Linearized Optimal Transport pyLOT Library: A Toolkit for Machine Learning on Point Clouds
Jun Linwu, Varun Khurana, Nicholas Karris, Alexander Cloninger
TL;DR
This work introduces pyLOT, a Python toolkit for Linearized Optimal Transport that embeds measure-valued data into a Hilbert space $L^2(\sigma)$ via the transport map $T_\sigma^{\mu}$ from a reference $\sigma$, enabling standard linear ML on point clouds. It details the LOT framework, discusses theoretical underpinnings and convergence properties, and demonstrates practical efficacy on high-resolution 3D tooth scans, including dimensionality reduction, classification, and fast LOT barycenter generation.
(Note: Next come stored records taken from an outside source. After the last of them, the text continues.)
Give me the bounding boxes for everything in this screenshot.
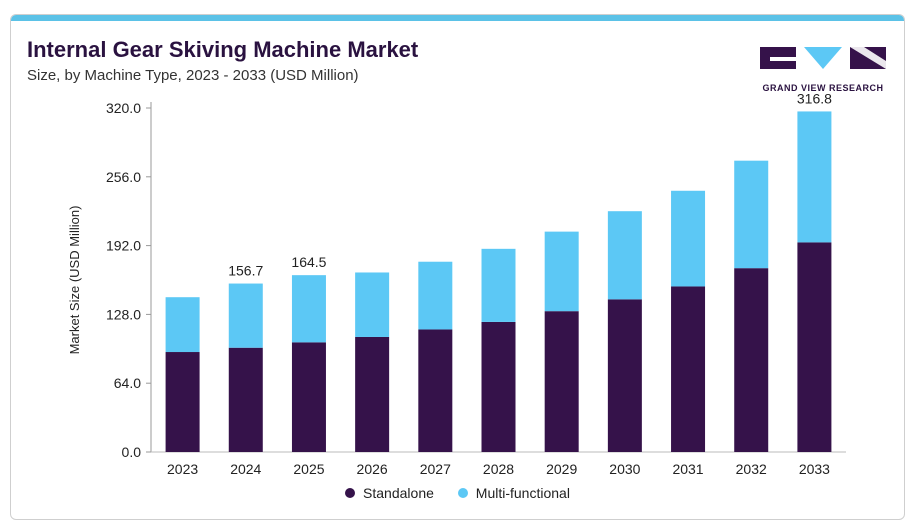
- brand-logo: GRAND VIEW RESEARCH: [760, 39, 886, 93]
- y-tick-label: 128.0: [106, 306, 141, 322]
- x-tick-label: 2024: [230, 461, 261, 477]
- bar-standalone-2032: [734, 268, 769, 452]
- bar-standalone-2024: [228, 347, 263, 452]
- x-tick-label: 2031: [672, 461, 703, 477]
- data-label-total: 156.7: [228, 263, 263, 279]
- legend-swatch-multi-functional: [457, 488, 468, 498]
- bar-standalone-2031: [671, 286, 706, 452]
- legend: Standalone Multi-functional: [11, 485, 904, 501]
- bar-multi-functional-2031: [671, 190, 706, 287]
- x-tick-label: 2027: [420, 461, 451, 477]
- y-tick-label: 192.0: [106, 238, 141, 254]
- x-tick-label: 2026: [357, 461, 388, 477]
- data-label-total: 316.8: [797, 90, 832, 106]
- bar-multi-functional-2030: [607, 211, 642, 300]
- bar-standalone-2023: [165, 352, 200, 452]
- chart-subtitle: Size, by Machine Type, 2023 - 2033 (USD …: [27, 67, 359, 84]
- bar-multi-functional-2025: [291, 275, 326, 343]
- bar-multi-functional-2024: [228, 283, 263, 348]
- bar-standalone-2027: [418, 329, 453, 452]
- logo-mark-icon: [760, 47, 886, 69]
- y-tick-label: 320.0: [106, 100, 141, 116]
- bar-multi-functional-2028: [481, 248, 516, 322]
- legend-swatch-standalone: [345, 488, 356, 498]
- x-tick-label: 2033: [799, 461, 830, 477]
- legend-label-multi-functional: Multi-functional: [475, 485, 570, 501]
- bar-standalone-2029: [544, 311, 579, 452]
- x-tick-label: 2025: [293, 461, 324, 477]
- bar-multi-functional-2029: [544, 231, 579, 312]
- bar-multi-functional-2027: [418, 261, 453, 330]
- bar-standalone-2033: [797, 242, 832, 452]
- x-tick-label: 2032: [736, 461, 767, 477]
- x-tick-label: 2029: [546, 461, 577, 477]
- y-tick-label: 256.0: [106, 169, 141, 185]
- x-tick-label: 2023: [167, 461, 198, 477]
- bar-multi-functional-2033: [797, 111, 832, 243]
- bar-multi-functional-2026: [355, 272, 390, 337]
- x-tick-label: 2030: [609, 461, 640, 477]
- chart-card: Internal Gear Skiving Machine Market Siz…: [10, 14, 905, 520]
- data-label-total: 164.5: [291, 254, 326, 270]
- y-tick-label: 0.0: [122, 444, 142, 460]
- bar-multi-functional-2023: [165, 297, 200, 353]
- bar-standalone-2030: [607, 299, 642, 452]
- bar-multi-functional-2032: [734, 160, 769, 269]
- stacked-bar-chart: 0.0 64.0 128.0 192.0 256.0 320.0 Market Size (…: [67, 90, 846, 477]
- logo-text: GRAND VIEW RESEARCH: [762, 83, 884, 93]
- y-axis-label: Market Size (USD Million): [67, 206, 82, 355]
- legend-label-standalone: Standalone: [363, 485, 434, 501]
- chart-title: Internal Gear Skiving Machine Market: [27, 37, 419, 62]
- legend-item-multi-functional: Multi-functional: [457, 485, 570, 501]
- bar-standalone-2026: [355, 336, 390, 452]
- bar-standalone-2025: [291, 342, 326, 452]
- accent-bar: [11, 15, 904, 21]
- x-tick-label: 2028: [483, 461, 514, 477]
- legend-item-standalone: Standalone: [345, 485, 434, 501]
- bar-standalone-2028: [481, 321, 516, 452]
- y-tick-label: 64.0: [114, 375, 141, 391]
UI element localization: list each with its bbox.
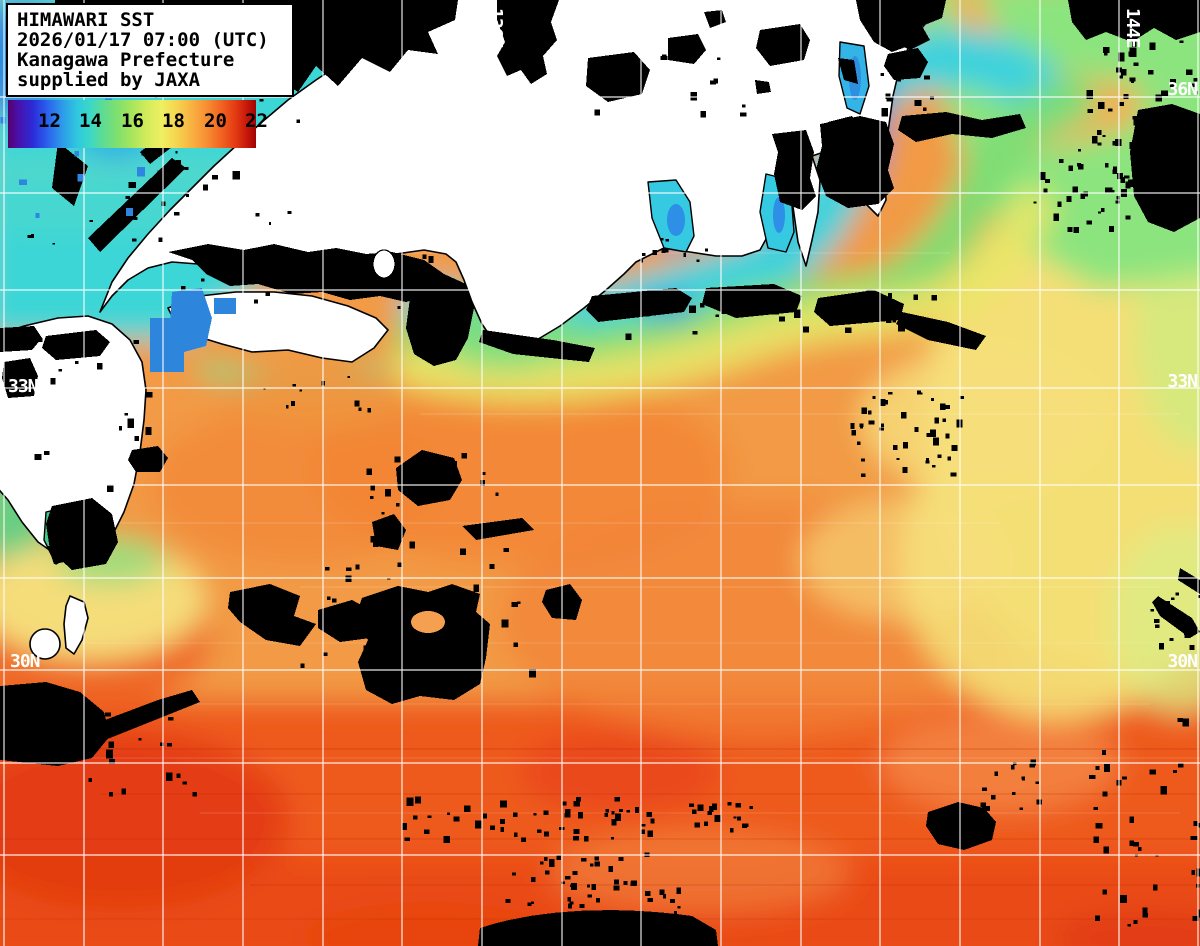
colorbar-tick-14: 14: [79, 110, 102, 132]
colorbar-tick-16: 16: [121, 110, 144, 132]
tanegashima-island: [63, 595, 89, 655]
awaji-island: [372, 249, 396, 279]
yakushima-island: [29, 628, 61, 660]
lon-label-136e: 136E: [485, 8, 506, 48]
grid-labels: 136E 144E 36N 33N 30N 33N 30N: [8, 8, 1198, 672]
colorbar-tick-12: 12: [38, 110, 61, 132]
product-title: HIMAWARI SST: [17, 9, 155, 31]
lat-label-33n-left: 33N: [8, 376, 38, 397]
lat-label-36n-right: 36N: [1167, 79, 1197, 100]
colorbar-tick-18: 18: [162, 110, 185, 132]
data-credit: supplied by JAXA: [17, 69, 201, 91]
lat-label-33n-right: 33N: [1167, 371, 1197, 392]
lat-label-30n-right: 30N: [1167, 651, 1197, 672]
lon-label-144e: 144E: [1122, 8, 1143, 48]
region-name: Kanagawa Prefecture: [17, 49, 235, 71]
colorbar-tick-22: 22: [245, 110, 268, 132]
inland-sea-cold-water: [150, 288, 236, 372]
title-box: HIMAWARI SST 2026/01/17 07:00 (UTC) Kana…: [6, 3, 294, 97]
temperature-colorbar: 12 14 16 18 20 22: [8, 100, 268, 148]
colorbar-tick-20: 20: [204, 110, 227, 132]
observation-datetime: 2026/01/17 07:00 (UTC): [17, 29, 269, 51]
lat-label-30n-left: 30N: [10, 651, 40, 672]
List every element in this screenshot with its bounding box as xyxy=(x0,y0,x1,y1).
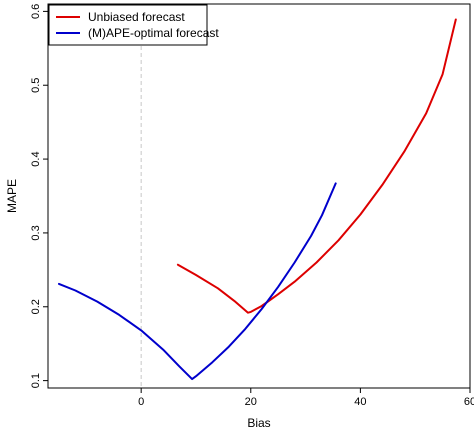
x-tick-label: 40 xyxy=(354,396,366,408)
y-tick-label: 0.2 xyxy=(30,299,42,314)
y-tick-label: 0.4 xyxy=(30,151,42,166)
y-tick-label: 0.5 xyxy=(30,78,42,93)
series-layer xyxy=(58,18,457,381)
x-axis-label: Bias xyxy=(247,416,270,430)
plot-frame xyxy=(47,3,471,389)
x-tick-label: 20 xyxy=(245,396,257,408)
legend-box xyxy=(48,4,208,46)
series-line-unbiased-forecast xyxy=(176,18,457,314)
y-tick-label: 0.1 xyxy=(30,373,42,388)
x-tick-label: 0 xyxy=(138,396,144,408)
y-tick-label: 0.6 xyxy=(30,4,42,19)
legend-label-mape-optimal-forecast: (M)APE-optimal forecast xyxy=(88,26,219,40)
legend-label-unbiased-forecast: Unbiased forecast xyxy=(88,10,185,24)
y-axis-label: MAPE xyxy=(5,179,19,213)
series-line-mape-optimal-forecast xyxy=(58,182,337,381)
legend: Unbiased forecast (M)APE-optimal forecas… xyxy=(48,4,219,46)
x-tick-label: 60 xyxy=(464,396,474,408)
y-tick-label: 0.3 xyxy=(30,225,42,240)
x-axis: 0 20 40 60 xyxy=(138,388,474,408)
y-axis: 0.1 0.2 0.3 0.4 0.5 0.6 xyxy=(30,4,48,388)
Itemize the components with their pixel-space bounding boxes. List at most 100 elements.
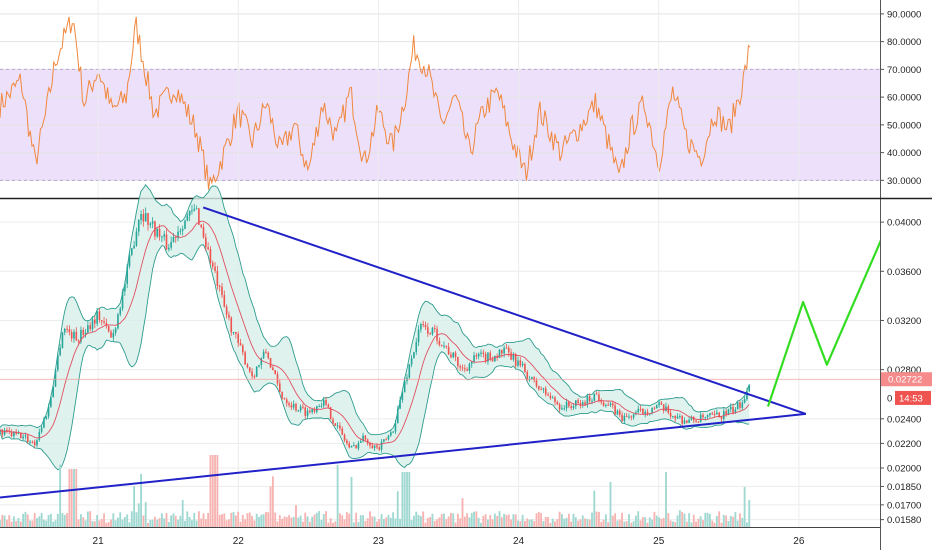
- trendline-drawings[interactable]: [0, 206, 896, 499]
- triangle-upper-trendline[interactable]: [202, 206, 807, 415]
- volume-bar: [202, 513, 205, 527]
- volume-bar: [158, 518, 161, 527]
- candlestick: [6, 427, 8, 434]
- candle-body: [318, 406, 320, 408]
- candlestick: [445, 345, 448, 349]
- candlestick: [135, 227, 138, 247]
- volume-bar: [505, 514, 508, 527]
- candlestick: [676, 413, 679, 419]
- candlestick: [334, 423, 337, 426]
- candle-body: [103, 321, 105, 323]
- candlestick: [68, 325, 71, 336]
- candlestick: [29, 439, 31, 445]
- candlestick: [736, 401, 739, 410]
- candle-body: [52, 386, 54, 398]
- candlestick: [353, 442, 355, 447]
- candle-body: [191, 210, 193, 212]
- candlestick: [117, 312, 119, 330]
- candlestick: [80, 326, 82, 345]
- candlestick: [679, 413, 681, 420]
- volume-bar: [36, 518, 38, 527]
- volume-bar: [10, 521, 13, 527]
- volume-bar: [683, 513, 686, 527]
- candlestick: [558, 402, 561, 413]
- candle-body: [482, 352, 485, 354]
- volume-bar: [288, 515, 290, 527]
- rsi-panel[interactable]: [0, 13, 880, 190]
- price-panel[interactable]: [0, 0, 932, 528]
- volume-bar: [186, 511, 189, 527]
- candle-body: [366, 439, 369, 444]
- candlestick: [396, 405, 399, 424]
- candle-body: [387, 435, 390, 440]
- candle-body: [614, 405, 616, 415]
- candle-body: [748, 384, 751, 392]
- candlestick: [151, 217, 154, 229]
- candle-body: [736, 402, 739, 410]
- candle-body: [131, 248, 133, 255]
- volume-bar: [614, 513, 617, 527]
- volume-bar: [24, 511, 27, 527]
- volume-bar: [66, 513, 68, 527]
- candle-body: [33, 441, 36, 446]
- volume-bar: [17, 517, 20, 527]
- candlestick: [403, 377, 406, 393]
- volume-bar: [711, 520, 714, 527]
- volume-bar: [70, 469, 73, 527]
- candlestick: [313, 407, 316, 414]
- volume-bar: [713, 522, 716, 527]
- volume-bar: [598, 511, 600, 527]
- volume-bar: [15, 520, 18, 527]
- candle-body: [584, 402, 586, 405]
- candlestick: [311, 408, 313, 415]
- last-price-badge: [881, 372, 932, 387]
- volume-bar: [355, 512, 358, 527]
- volume-bar: [167, 521, 170, 527]
- volume-bar: [232, 512, 235, 527]
- volume-bar: [706, 512, 709, 527]
- volume-bar: [632, 521, 635, 527]
- candle-body: [24, 435, 27, 437]
- volume-bar: [454, 522, 457, 527]
- candle-body: [346, 440, 348, 444]
- candle-body: [408, 364, 411, 378]
- volume-bar: [639, 520, 642, 527]
- candle-body: [251, 371, 253, 377]
- projected-breakout-path[interactable]: [766, 209, 896, 407]
- volume-bar: [366, 518, 369, 527]
- volume-bar: [47, 515, 50, 527]
- volume-bar: [114, 520, 117, 527]
- volume-bar: [510, 519, 512, 527]
- candlestick: [482, 349, 485, 358]
- candlestick: [285, 397, 288, 407]
- triangle-lower-trendline[interactable]: [0, 412, 807, 499]
- volume-bar: [68, 469, 71, 527]
- volume-bar: [440, 513, 443, 527]
- candle-body: [297, 410, 300, 412]
- volume-bar: [487, 519, 489, 527]
- candlestick: [581, 400, 584, 408]
- candlestick: [588, 393, 591, 405]
- time-axis-label: 21: [93, 536, 105, 547]
- candle-body: [503, 347, 505, 354]
- candle-body: [600, 400, 603, 403]
- candle-body: [380, 441, 383, 450]
- candlestick: [251, 368, 253, 380]
- candle-body: [68, 329, 71, 333]
- candlestick: [563, 405, 566, 411]
- candlestick: [163, 230, 165, 241]
- volume-bar: [593, 490, 596, 527]
- volume-bar: [283, 516, 286, 527]
- candlestick: [230, 316, 233, 336]
- candlestick: [292, 400, 295, 410]
- candlestick: [137, 219, 140, 236]
- volume-bar: [431, 513, 434, 527]
- volume-bar: [447, 516, 450, 527]
- candlestick: [281, 391, 283, 400]
- candle-body: [84, 332, 87, 335]
- time-axis-label: 24: [513, 536, 525, 547]
- volume-bar: [655, 515, 658, 527]
- candlestick: [295, 402, 297, 413]
- volume-bar: [149, 520, 152, 527]
- candlestick: [429, 331, 431, 335]
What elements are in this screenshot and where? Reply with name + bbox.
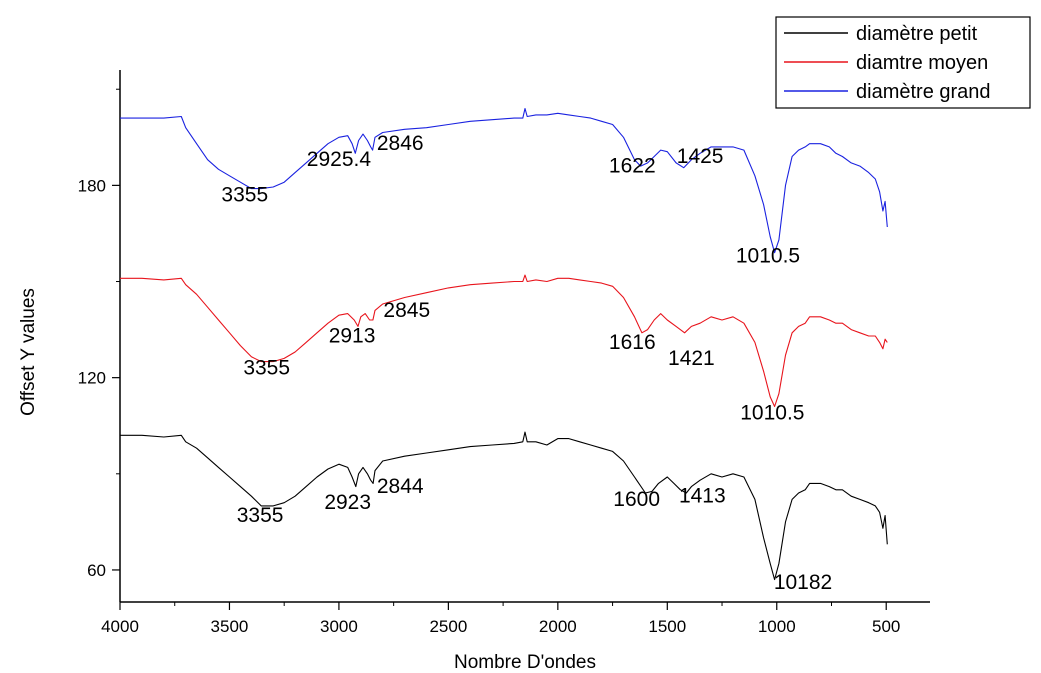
peak-label: 1010.5 <box>740 401 804 424</box>
series-lines <box>120 107 888 581</box>
peak-label: 2846 <box>377 132 424 155</box>
peak-label: 1425 <box>677 145 724 168</box>
y-tick-label: 60 <box>87 561 106 580</box>
peak-label: 1622 <box>609 155 656 178</box>
peak-label: 2844 <box>377 475 424 498</box>
x-axis-title: Nombre D'ondes <box>454 652 596 673</box>
peak-label: 1421 <box>668 347 715 370</box>
y-axis-title: Offset Y values <box>18 288 39 416</box>
peak-label: 1616 <box>609 331 656 354</box>
peak-label: 3355 <box>221 183 268 206</box>
peak-label: 1600 <box>613 488 660 511</box>
x-tick-label: 1000 <box>758 617 796 636</box>
legend: diamètre petit diamtre moyen diamètre gran… <box>775 16 1031 109</box>
peak-label: 3355 <box>243 356 290 379</box>
peak-label: 2925.4 <box>307 148 372 171</box>
peak-label: 1010.5 <box>736 244 800 267</box>
series-line <box>120 431 888 581</box>
x-tick-label: 4000 <box>101 617 139 636</box>
series-line <box>120 107 888 254</box>
y-tick-label: 120 <box>78 369 106 388</box>
x-tick-label: 2000 <box>539 617 577 636</box>
peak-label: 3355 <box>237 504 284 527</box>
peak-label: 2845 <box>383 299 430 322</box>
series-line <box>120 274 888 408</box>
x-tick-label: 3500 <box>211 617 249 636</box>
x-tick-label: 2500 <box>429 617 467 636</box>
axes: 4000 3500 3000 2500 2000 1500 1000 500 60 120 180 <box>78 70 930 636</box>
peak-label: 10182 <box>774 571 832 594</box>
y-tick-label: 180 <box>78 176 106 195</box>
peak-label: 1413 <box>679 485 726 508</box>
peak-label: 2913 <box>329 324 376 347</box>
legend-label: diamètre petit <box>856 23 978 45</box>
peak-label: 2923 <box>324 491 371 514</box>
x-tick-label: 3000 <box>320 617 358 636</box>
x-tick-label: 1500 <box>648 617 686 636</box>
x-tick-label: 500 <box>872 617 900 636</box>
legend-label: diamètre grand <box>856 81 991 103</box>
legend-label: diamtre moyen <box>856 52 988 74</box>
The results show that LOT embeddings offer competitive classification performance with substantial computational savings compared to traditional Wasserstein barycenters, and iterative reference updates further improve barycenter quality. Overall, pyLOT provides a scalable, versatile toolkit for processing and analyzing measure-valued data in ML pipelines, with potential extensions to time-series and broader pre-processing stages.
Abstract
The pyLOT library offers a Python implementation of linearized optimal transport (LOT) techniques and methods to use in downstream tasks. The pipeline embeds probability distributions into a Hilbert space via the Optimal Transport maps from a fixed reference distribution, and this linearization allows downstream tasks to be completed using off the shelf (linear) machine learning algorithms. We provide a case study of performing ML on 3D scans of lemur teeth, where the original questions of classification, clustering, dimension reduction, and data generation reduce to simple linear operations performed on the LOT embedded representations.